Networking
The Apple employee blogosphere is talking this evening about a recent college graduate who emailed a number of us (including myself, Erik Barzeski, Eric Albert, Chuq Von Rospach, and Alexei Kosut) a rather thorough questionnaire asking what it’s like to work at Apple, how we got our jobs, what the interview process was like, etc.
Essentially, the discussion hinges on Eric’s surprise at discovering, through Alexei and Chuqui, that this enterprising young man had sent the exact same email to a number of us. Eric’s problem isn’t so much with providing a little advice (which he did), but rather with the fact that the guy didn’t make it more clear that his was a mass mailing.
My take, for the record, is this: I agree that what our job seeker did was cheezy, but then, so is almost everything else about trying to find a job. Any college career office or “how to get hired” manual will tell you to use similar tactics (deceptive tricks to learn the name of the hiring manager, for example), and I personally think this young man was simply trying to work smarter not harder by harnessing the innate networking power of “social software” (incidentally, I was aware of the guy well before he emailed me—I had seen him asking similar questions of the “Apple Alumni” tribe on Tribe.net!).
(Update: I must have mistaken someone else for the person I’m talking about here, since the job seeker claims never to have visited Tribe.net. Apologies…)

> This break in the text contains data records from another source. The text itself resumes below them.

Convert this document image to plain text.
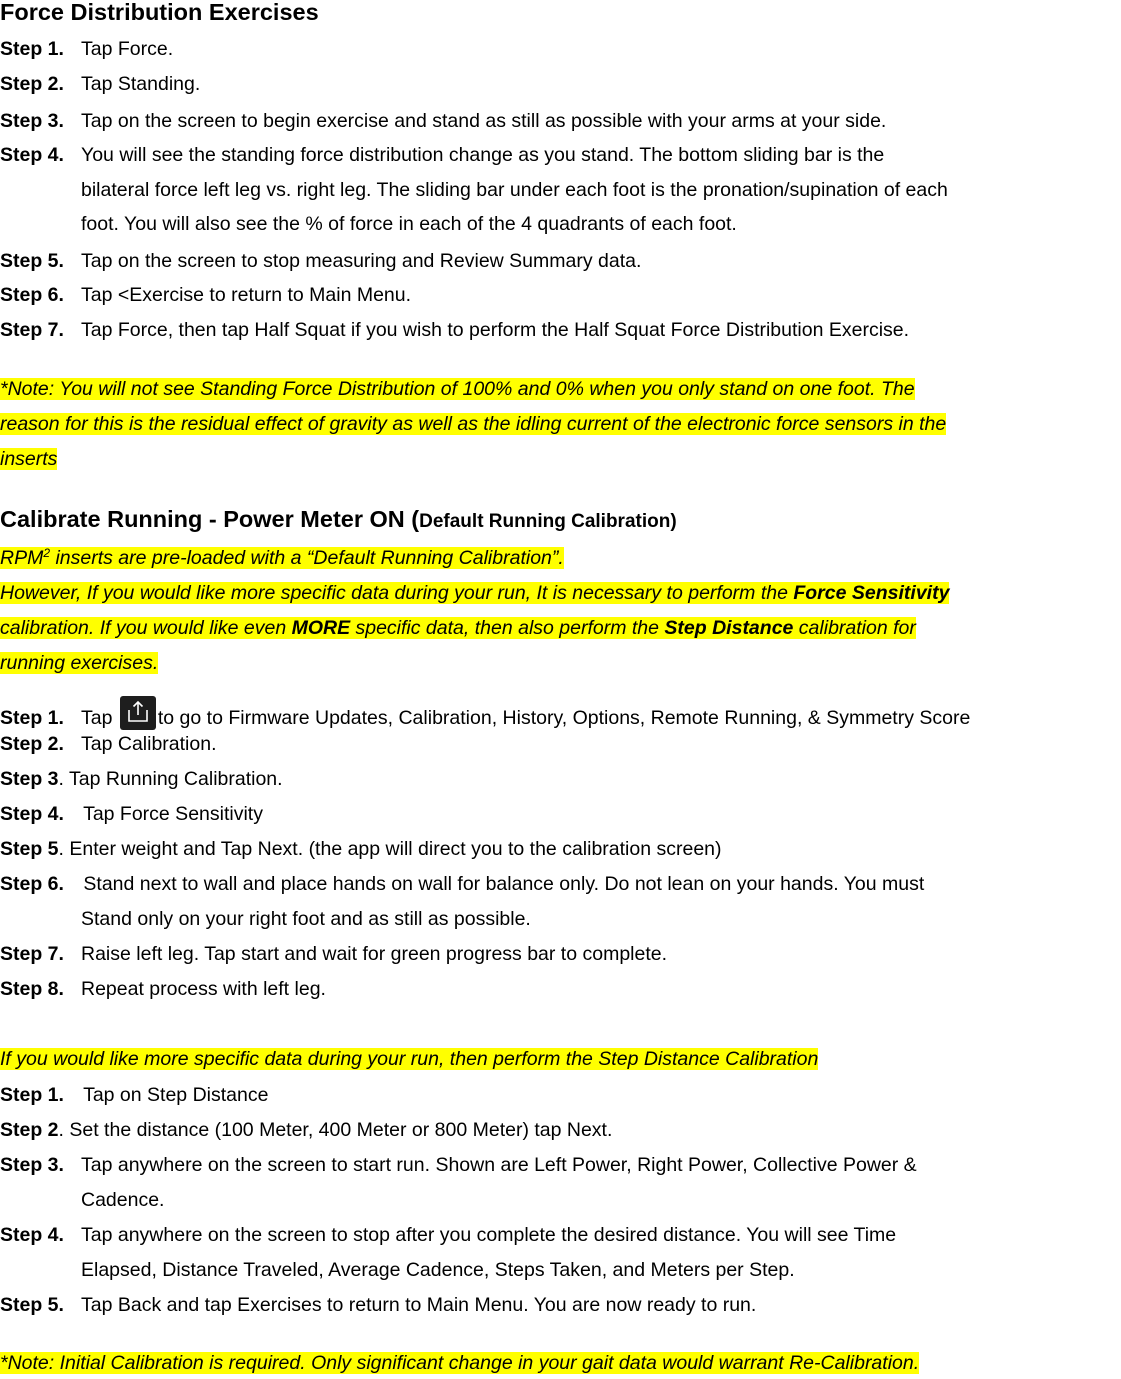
Force Distribution Exercises
Step 1. Tap Force.
Step 2. Tap Standing.
Step 3. Tap on the screen to begin exercise and stand as still as possible with your arms at your side.
Step 4. You will see the standing force distribution change as you stand. The bottom sliding bar is the
bilateral force left leg vs. right leg. The sliding bar under each foot is the pronation/supination of each
foot. You will also see the % of force in each of the 4 quadrants of each foot.
Step 5. Tap on the screen to stop measuring and Review Summary data.
Step 6. Tap <Exercise to return to Main Menu.
Step 7. Tap Force, then tap Half Squat if you wish to perform the Half Squat Force Distribution Exercise.
*Note: You will not see Standing Force Distribution of 100% and 0% when you only stand on one foot. The
reason for this is the residual effect of gravity as well as the idling current of the electronic force sensors in the
inserts
Calibrate Running - Power Meter ON (Default Running Calibration)
RPM$^2$ inserts are pre-loaded with a “Default Running Calibration”.
However, If you would like more specific data during your run, It is necessary to perform the Force Sensitivity
calibration. If you would like even MORE specific data, then also perform the Step Distance calibration for
running exercises.
Step 1. Tap to go to Firmware Updates, Calibration, History, Options, Remote Running, & Symmetry Score
Step 2. Tap Calibration.
Step 3. Tap Running Calibration.
Step 4. Tap Force Sensitivity
Step 5. Enter weight and Tap Next. (the app will direct you to the calibration screen)
Step 6. Stand next to wall and place hands on wall for balance only. Do not lean on your hands. You must
Stand only on your right foot and as still as possible.
Step 7. Raise left leg. Tap start and wait for green progress bar to complete.
Step 8. Repeat process with left leg.
If you would like more specific data during your run, then perform the Step Distance Calibration
Step 1. Tap on Step Distance
Step 2. Set the distance (100 Meter, 400 Meter or 800 Meter) tap Next.
Step 3. Tap anywhere on the screen to start run. Shown are Left Power, Right Power, Collective Power &
Cadence.
Step 4. Tap anywhere on the screen to stop after you complete the desired distance. You will see Time
Elapsed, Distance Traveled, Average Cadence, Steps Taken, and Meters per Step.
Step 5. Tap Back and tap Exercises to return to Main Menu. You are now ready to run.
*Note: Initial Calibration is required. Only significant change in your gait data would warrant Re-Calibration.
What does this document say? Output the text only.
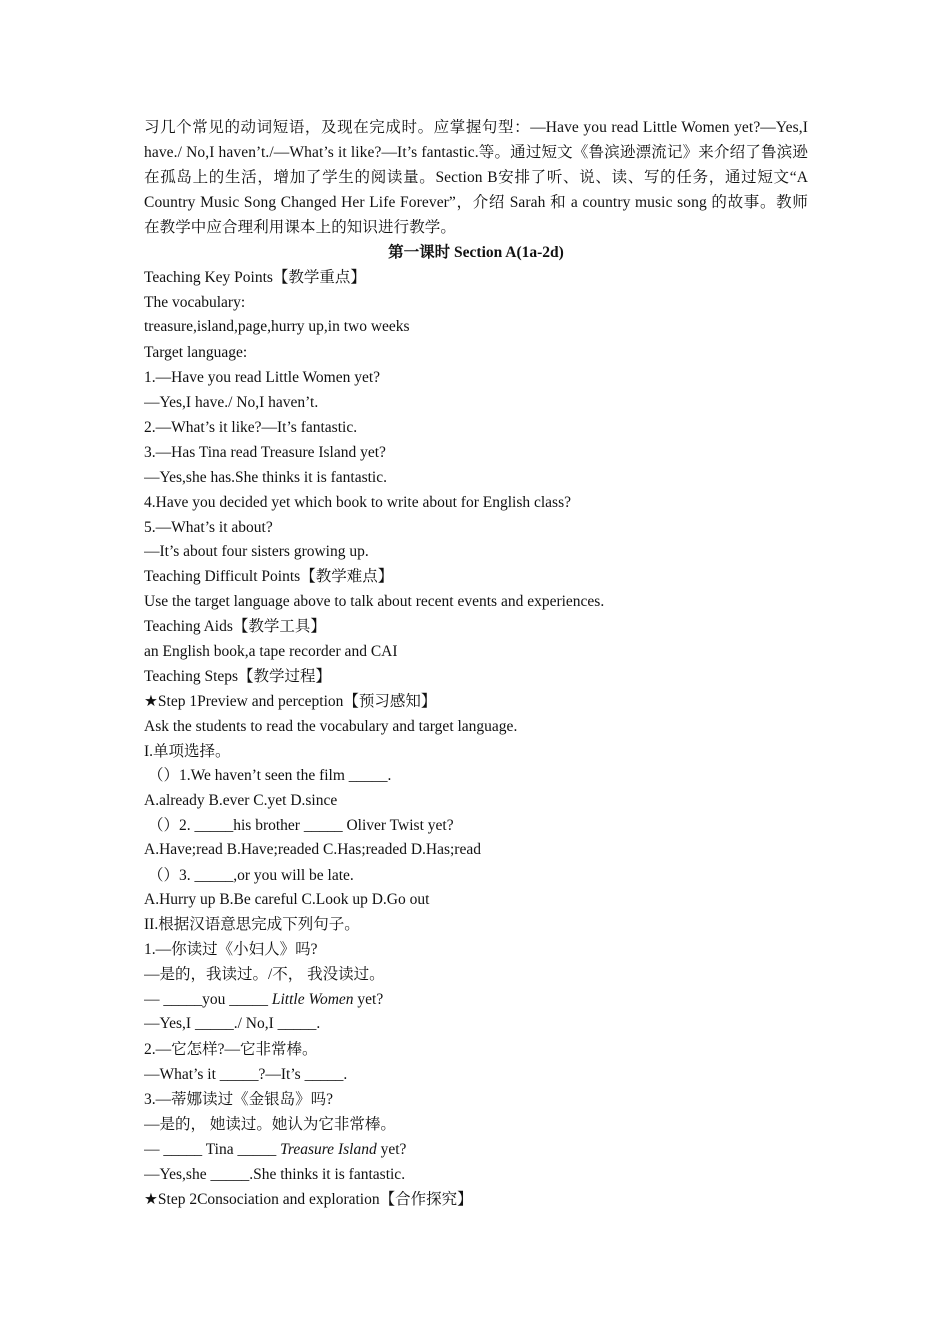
习几个常见的动词短语，及现在完成时。应掌握句型：—Have you read Little Women yet?—Yes,I have./ No,I haven’t./—What’s it like?—It’s fantastic.等。通过短文《鲁滨逊漂流记》来介绍了鲁滨逊在孤岛上的生活，增加了学生的阅读量。Section B安排了听、说、读、写的任务，通过短文“A Country Music Song Changed Her Life Forever”，介绍 Sarah 和 a country music song 的故事。教师在教学中应合理利用课本上的知识进行教学。

第一课时 Section A(1a-2d)

Teaching Key Points【教学重点】

The vocabulary:

treasure,island,page,hurry up,in two weeks

Target language:

1.—Have you read Little Women yet?

—Yes,I have./ No,I haven’t.

2.—What’s it like?—It’s fantastic.

3.—Has Tina read Treasure Island yet?

—Yes,she has.She thinks it is fantastic.

4.Have you decided yet which book to write about for English class?

5.—What’s it about?

—It’s about four sisters growing up.

Teaching Difficult Points【教学难点】

Use the target language above to talk about recent events and experiences.

Teaching Aids【教学工具】

an English book,a tape recorder and CAI

Teaching Steps【教学过程】

★Step 1Preview and perception【预习感知】

Ask the students to read the vocabulary and target language.

I.单项选择。

（）1.We haven’t seen the film _____.

A.already B.ever C.yet D.since

（）2. _____his brother _____ Oliver Twist yet?

A.Have;read B.Have;readed C.Has;readed D.Has;read

（）3. _____,or you will be late.

A.Hurry up B.Be careful C.Look up D.Go out

II.根据汉语意思完成下列句子。

1.—你读过《小妇人》吗?

—是的，我读过。/不， 我没读过。

— _____you _____ Little Women yet?

—Yes,I _____./ No,I _____.

2.—它怎样?—它非常棒。

—What’s it _____?—It’s _____.

3.—蒂娜读过《金银岛》吗?

—是的， 她读过。她认为它非常棒。

— _____ Tina _____ Treasure Island yet?

—Yes,she _____.She thinks it is fantastic.

★Step 2Consociation and exploration【合作探究】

It’s easy, when you’re ensconced in a relatively secure job at a company you love, to forget how frustrating and demoralizing it can be to be a freshly minted college graduate looking for an “in” in this economy. I’ve been on both sides of the table, and I know acutely how difficult it can be knowing that you have the passion and ability to do a job well but not knowing how to get people to even give you the time of day (there was an excellent “My Turn” piece in Newsweek a few weeks ago that explains this problem poignantly). Knowing this, I have a strong tendency to cut people like our boy a fair amount of slack.